Thomas Bierling, Eva Weis, Peter Lehel
Recht harmonisch - Das vertonte Grundgesetz


Freie Jazz-Variationen über 19 Grundrechte

Von Stefan Schmöe

Der Titel Recht harmonisch. Das vertonte Grundgesetz führt in doppelter Hinsicht in die Irre. Erstens klingt er nach einem Kalauer. Eine Liedfassung des (im Übrigen viel zu umfangreichen) Gesetzestextes findet man hier keineswegs, und humoristisch geht es auch nicht zu. Vielmehr suchen Thomas Bierling (Komposition, Klavier), Eva Weiß (Stimme, Komposition der Vocal-Kompositionen) und Peter Lehel (Saxophon) eine ernst gemeinte und ernst zu nehmende musikalische Auseinandersetzung mit den Grundrechten. Diese werden mit musikalischen Mitteln in Hinsicht auf Sinn und Umsetzung hinterfragt. Dabei werden exemplarisch einzelne Textstellen herausgegriffen und teilweise verfremdet widergegeben; etwa wird der Gleichheitsgrundsatz (Art. 3) teilweise auf Türkisch zitiert oder die Versammlungsfreiheit (Art. 8) dadaistisch in einzelne Silben zerlegt. Sängerin und Sprecherin Eva Weis geht spielerisch frei und sehr virtuos mit der Sprache um, und Sprache wird nicht nur zur Textwiedergabe, sondern auch durchaus avantgardistisch als Klangträger genutzt.

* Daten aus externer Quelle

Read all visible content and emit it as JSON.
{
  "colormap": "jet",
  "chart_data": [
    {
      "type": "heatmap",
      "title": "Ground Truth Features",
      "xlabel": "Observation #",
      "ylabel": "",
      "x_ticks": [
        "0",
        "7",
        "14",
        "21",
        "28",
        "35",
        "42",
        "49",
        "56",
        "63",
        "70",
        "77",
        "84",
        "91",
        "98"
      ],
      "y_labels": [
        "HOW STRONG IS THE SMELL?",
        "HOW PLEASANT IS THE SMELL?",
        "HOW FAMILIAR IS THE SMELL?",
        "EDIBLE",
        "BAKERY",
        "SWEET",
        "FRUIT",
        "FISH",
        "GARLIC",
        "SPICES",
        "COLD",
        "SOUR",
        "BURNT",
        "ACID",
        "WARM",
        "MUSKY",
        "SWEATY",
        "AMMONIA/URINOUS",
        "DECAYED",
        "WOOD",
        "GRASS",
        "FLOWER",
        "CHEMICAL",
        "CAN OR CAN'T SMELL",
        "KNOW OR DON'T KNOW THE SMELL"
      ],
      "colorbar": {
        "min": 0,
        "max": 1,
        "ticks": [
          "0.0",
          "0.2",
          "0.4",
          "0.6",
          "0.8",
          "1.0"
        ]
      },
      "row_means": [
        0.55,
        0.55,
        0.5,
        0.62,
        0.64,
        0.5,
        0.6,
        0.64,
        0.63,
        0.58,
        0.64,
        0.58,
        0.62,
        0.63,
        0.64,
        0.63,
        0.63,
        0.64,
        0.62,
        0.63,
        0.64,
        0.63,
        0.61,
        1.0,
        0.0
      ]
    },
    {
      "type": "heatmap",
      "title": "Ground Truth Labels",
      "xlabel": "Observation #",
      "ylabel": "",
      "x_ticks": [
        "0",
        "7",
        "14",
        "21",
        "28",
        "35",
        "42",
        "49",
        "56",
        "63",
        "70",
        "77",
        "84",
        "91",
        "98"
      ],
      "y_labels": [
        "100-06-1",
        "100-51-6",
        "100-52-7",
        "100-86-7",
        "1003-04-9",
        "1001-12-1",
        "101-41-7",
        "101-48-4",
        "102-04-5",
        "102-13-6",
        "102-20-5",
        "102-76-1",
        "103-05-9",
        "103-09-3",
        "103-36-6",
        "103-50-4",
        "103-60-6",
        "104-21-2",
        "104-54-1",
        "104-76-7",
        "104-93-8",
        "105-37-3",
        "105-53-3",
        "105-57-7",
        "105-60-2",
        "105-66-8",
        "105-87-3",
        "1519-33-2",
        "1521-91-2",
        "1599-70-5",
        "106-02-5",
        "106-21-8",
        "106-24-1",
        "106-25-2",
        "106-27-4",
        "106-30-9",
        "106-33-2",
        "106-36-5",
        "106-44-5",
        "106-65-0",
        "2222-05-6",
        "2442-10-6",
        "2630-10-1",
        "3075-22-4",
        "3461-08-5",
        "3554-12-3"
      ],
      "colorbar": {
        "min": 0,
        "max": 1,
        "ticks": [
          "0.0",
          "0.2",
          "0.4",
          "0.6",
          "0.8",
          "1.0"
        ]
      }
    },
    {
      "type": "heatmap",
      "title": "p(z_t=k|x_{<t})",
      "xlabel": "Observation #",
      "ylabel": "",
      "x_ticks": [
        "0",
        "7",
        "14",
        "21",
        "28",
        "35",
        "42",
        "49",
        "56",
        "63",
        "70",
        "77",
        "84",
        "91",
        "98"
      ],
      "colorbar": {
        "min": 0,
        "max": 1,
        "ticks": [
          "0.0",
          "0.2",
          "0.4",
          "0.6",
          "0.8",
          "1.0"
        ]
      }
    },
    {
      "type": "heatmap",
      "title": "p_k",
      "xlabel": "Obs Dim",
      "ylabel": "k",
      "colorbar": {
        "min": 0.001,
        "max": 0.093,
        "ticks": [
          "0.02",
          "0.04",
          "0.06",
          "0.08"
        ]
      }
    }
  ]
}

Zweitens suggeriert das Wort „harmonisch“ eine der klassischen Funktionsharmonik nahe Kompositionstechnik. Tatsächlich aber ist die Musik gerade harmonisch sehr frei, bewegt sich teilweise improvisatorisch im Bereich eines experimentellen Free Jazz am Rand der Atonalität. Ein Prelude, die Präambel und 19 Grundrechtsartikel ergeben 21 sehr kurze „Sätze“, die in unterschiedlichen (und unterschiedlich freien) Techniken ausgeführt sind. Es gibt Nummern, die einem bewährten Harmonieschema folgen, etwa dem Blues oder einem „Terroristen-Walzer“ (zu Art. 18 Verwirkung von Grundrechten), aber sie wirken beinahe wie Zitate aus alter Zeit. Insgesamt überwiegt der experimentelle Charakter.

Sicher ist nicht jede der 21 Nummern eine wirklich überzeugende Auseinandersetzung mit dem jeweiligen Grundgesetz-Artikel, aber eine Reihe von ihnen machen tatsächlich nachdenklich und schärfen das Bewusstsein für dieses elementare Gesetzbuch. Aber unabhängig von solchen außermusikalischen und inhaltlichen Argumenten ist Recht harmonisch musikalisch in der Vielfalt der Ideen, ihrer souverän gehandhabten Experimentierfreudigkeit, ihren improvisatorischen Freiheiten und den unterschiedlichen Facetten des Jazz und Free Jazz, die hier gestreift werden, hörenswert und mehr als ein Kuriosum. Dazu trägt neben dem auch am Klavier versierten Komponisten Thomas Bierling noch Peter Lehel mit sensiblem und variationsreichem Spiel auf Sopran-und Tenorsaxophon, Bassklarinette und Tarogato (einem ungarischen Volksinstrument) bei.